Selon lui, aux environs de 7h, ils l’ont envoyé dans une cellule où il y avait des présumés narcotrafiquants, et l’ont déshabillé dans une salle climatisée. « C’est un narco présumé qui m’a passé son téléphone, j’ai appelé l´OGDH, j’ai donné nos noms. Quelques heures après, la FIDH, le gouvernement français sont intervenus. Quand Colonel Tiégboro a compris que nous ne sommes pas anodins, il a ordonné qu’on nous envoie à l’hôpital Ignace Deen. Vers 17h, il y a eu l’arrivée du Colonel Jacques Touré qui était chargé des questions de défense à la Primature.
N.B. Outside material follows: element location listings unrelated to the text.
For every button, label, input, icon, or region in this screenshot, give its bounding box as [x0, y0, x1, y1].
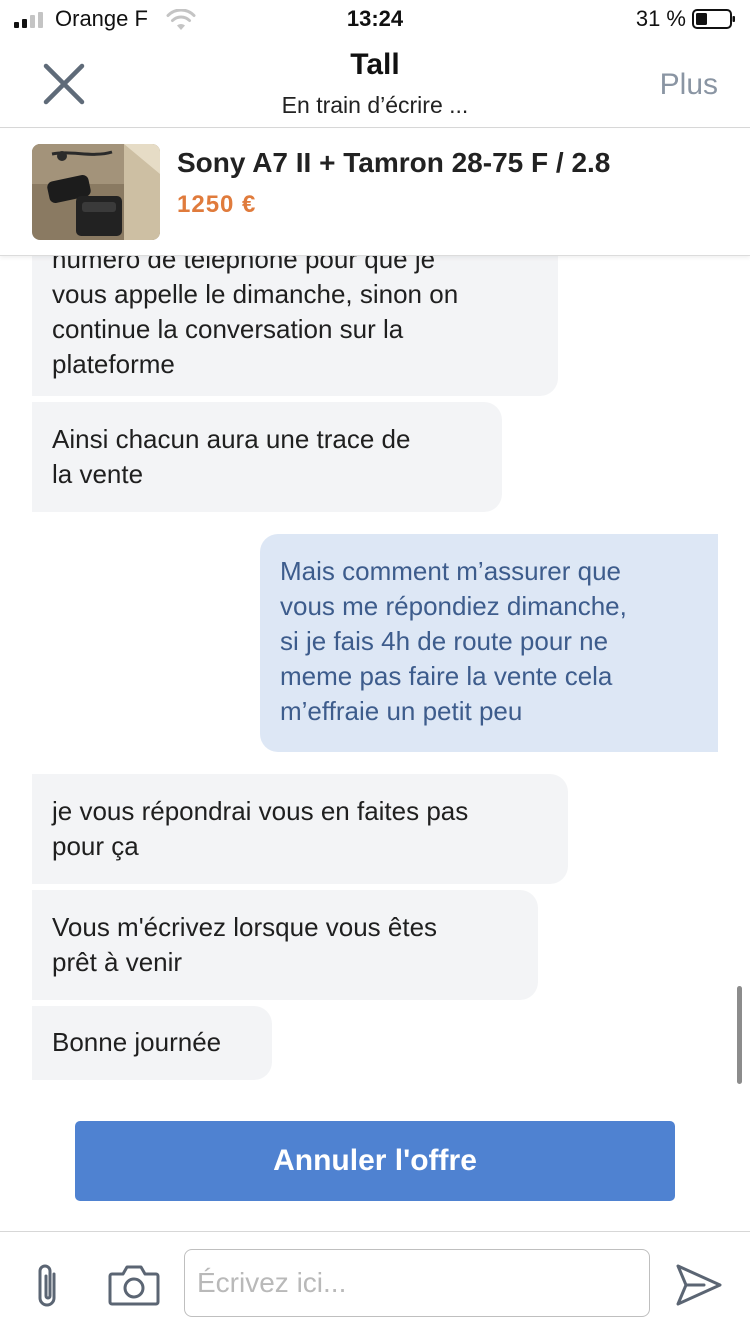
send-icon[interactable] — [674, 1262, 724, 1308]
product-thumbnail — [32, 144, 160, 240]
conversation-header: Tall En train d’écrire ... Plus — [0, 42, 750, 128]
battery-percentage: 31 % — [635, 6, 686, 31]
message-text: Ainsi chacun aura une trace de la vente — [52, 424, 411, 489]
more-button[interactable]: Plus — [660, 68, 718, 102]
contact-name: Tall — [350, 48, 400, 81]
compose-bar — [0, 1231, 750, 1334]
status-bar: Orange F 13:24 31 % — [0, 0, 750, 42]
battery-icon — [692, 9, 735, 29]
message-bubble-incoming: Vous m'écrivez lorsque vous êtes prêt à … — [32, 890, 538, 1000]
cancel-offer-button[interactable]: Annuler l'offre — [75, 1121, 675, 1201]
message-bubble-incoming: Ainsi chacun aura une trace de la vente — [32, 402, 502, 512]
product-title: Sony A7 II + Tamron 28-75 F / 2.8 — [177, 147, 611, 178]
product-summary[interactable]: Sony A7 II + Tamron 28-75 F / 2.8 1250 € — [0, 129, 750, 256]
message-text: numéro de téléphone pour que je vous app… — [52, 256, 459, 379]
message-bubble-incoming: je vous répondrai vous en faites pas pou… — [32, 774, 568, 884]
scrollbar[interactable] — [737, 986, 742, 1084]
message-list[interactable]: numéro de téléphone pour que je vous app… — [0, 256, 750, 1096]
message-input[interactable] — [184, 1249, 650, 1317]
message-text: Vous m'écrivez lorsque vous êtes prêt à … — [52, 912, 438, 977]
camera-icon[interactable] — [108, 1264, 160, 1306]
message-text: Mais comment m’assurer que vous me répon… — [280, 556, 627, 726]
paperclip-icon[interactable] — [32, 1262, 66, 1312]
message-bubble-incoming: Bonne journée — [32, 1006, 272, 1080]
message-bubble-incoming: numéro de téléphone pour que je vous app… — [32, 256, 558, 396]
message-bubble-outgoing: Mais comment m’assurer que vous me répon… — [260, 534, 718, 752]
product-price: 1250 € — [177, 191, 257, 218]
message-text: je vous répondrai vous en faites pas pou… — [52, 796, 469, 861]
typing-indicator: En train d’écrire ... — [281, 92, 469, 118]
message-text: Bonne journée — [52, 1027, 222, 1057]
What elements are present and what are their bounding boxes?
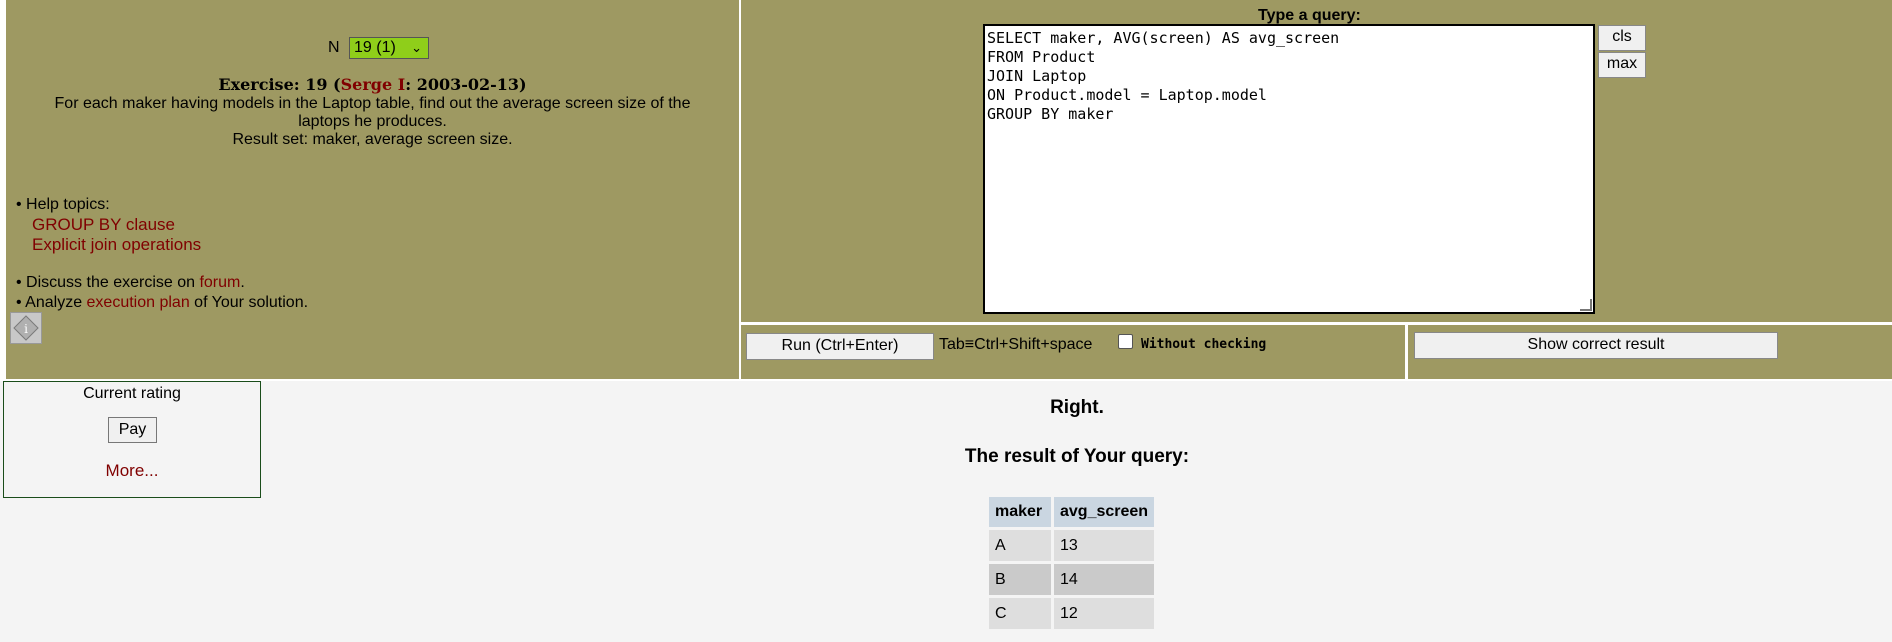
- top-frame: N 19 (1) ⌄ Exercise: 19 (Serge I: 2003-0…: [0, 0, 1892, 381]
- result-table: maker avg_screen A 13 B 14 C 12: [986, 494, 1157, 632]
- exercise-number-select[interactable]: 19 (1) ⌄: [349, 37, 430, 59]
- table-row: C 12: [989, 598, 1155, 629]
- run-button[interactable]: Run (Ctrl+Enter): [746, 333, 934, 360]
- execution-plan-link[interactable]: execution plan: [87, 294, 190, 311]
- help-link-group-by[interactable]: GROUP BY clause: [32, 215, 175, 235]
- without-checking-checkbox[interactable]: [1118, 334, 1133, 349]
- forum-link[interactable]: forum: [199, 274, 240, 291]
- exercise-selector: N 19 (1) ⌄: [328, 37, 430, 59]
- column-header: avg_screen: [1054, 497, 1155, 527]
- author-name: Serge I: [340, 75, 406, 94]
- table-row: A 13: [989, 530, 1155, 561]
- table-cell: B: [989, 564, 1051, 595]
- n-label: N: [328, 39, 340, 56]
- tab-shortcut-hint: Tab≡Ctrl+Shift+space: [939, 336, 1093, 353]
- help-topics-label: • Help topics:: [16, 196, 110, 213]
- help-link-explicit-join[interactable]: Explicit join operations: [32, 235, 201, 255]
- table-cell: C: [989, 598, 1051, 629]
- svg-text:i: i: [24, 322, 28, 336]
- analyze-line: • Analyze execution plan of Your solutio…: [16, 294, 309, 311]
- table-header-row: maker avg_screen: [989, 497, 1155, 527]
- clear-button[interactable]: cls: [1598, 25, 1646, 51]
- table-cell: A: [989, 530, 1051, 561]
- exercise-panel: N 19 (1) ⌄ Exercise: 19 (Serge I: 2003-0…: [6, 0, 739, 379]
- resize-handle[interactable]: [1580, 299, 1592, 311]
- column-header: maker: [989, 497, 1051, 527]
- table-cell: 13: [1054, 530, 1155, 561]
- verdict-text: Right.: [1050, 397, 1104, 418]
- exercise-title: Exercise: 19 (Serge I: 2003-02-13): [218, 75, 527, 94]
- without-checking-label: Without checking: [1141, 337, 1267, 352]
- table-cell: 14: [1054, 564, 1155, 595]
- query-label: Type a query:: [1258, 7, 1361, 24]
- show-correct-result-button[interactable]: Show correct result: [1414, 332, 1778, 359]
- table-cell: 12: [1054, 598, 1155, 629]
- pay-button[interactable]: Pay: [108, 417, 157, 443]
- maximize-button[interactable]: max: [1598, 52, 1646, 78]
- discuss-line: • Discuss the exercise on forum.: [16, 274, 245, 291]
- exercise-description: For each maker having models in the Lapt…: [54, 95, 691, 130]
- sql-query-editor[interactable]: SELECT maker, AVG(screen) AS avg_screen …: [983, 24, 1595, 314]
- chevron-down-icon: ⌄: [411, 40, 423, 55]
- result-heading: The result of Your query:: [964, 446, 1190, 467]
- table-row: B 14: [989, 564, 1155, 595]
- info-icon[interactable]: i: [10, 312, 42, 344]
- result-set-description: Result set: maker, average screen size.: [232, 131, 513, 148]
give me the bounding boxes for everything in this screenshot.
Il a tout fait, mais les hommes du colonel Tiégboro n’ont pas obéi à ses ordres. Il a fallu l’arrivée de Dr Koutoubou Sanoh, alors Secrétaire général des affaires religieuses qui nous a présentés des excuses au nom du gouvernement, pour qu’on puisse baisser nos têtes, sinon on était obligés de regarder le soleil. Finalement, vers les 23 heures, il nous a invités dans un restaurant qui était aux pieds du pont 08 novembre. Après, il nous a déposés au camp Alpha Yaya Diallo, où on était censés rencontrer le capitaine Moussa Dadis Camara, en vain. C’est ainsi qu’on nous a laissés rentrer ». Au moment où nous mettions en ligne, Mamadou Kaly Diallo était encore à la barre.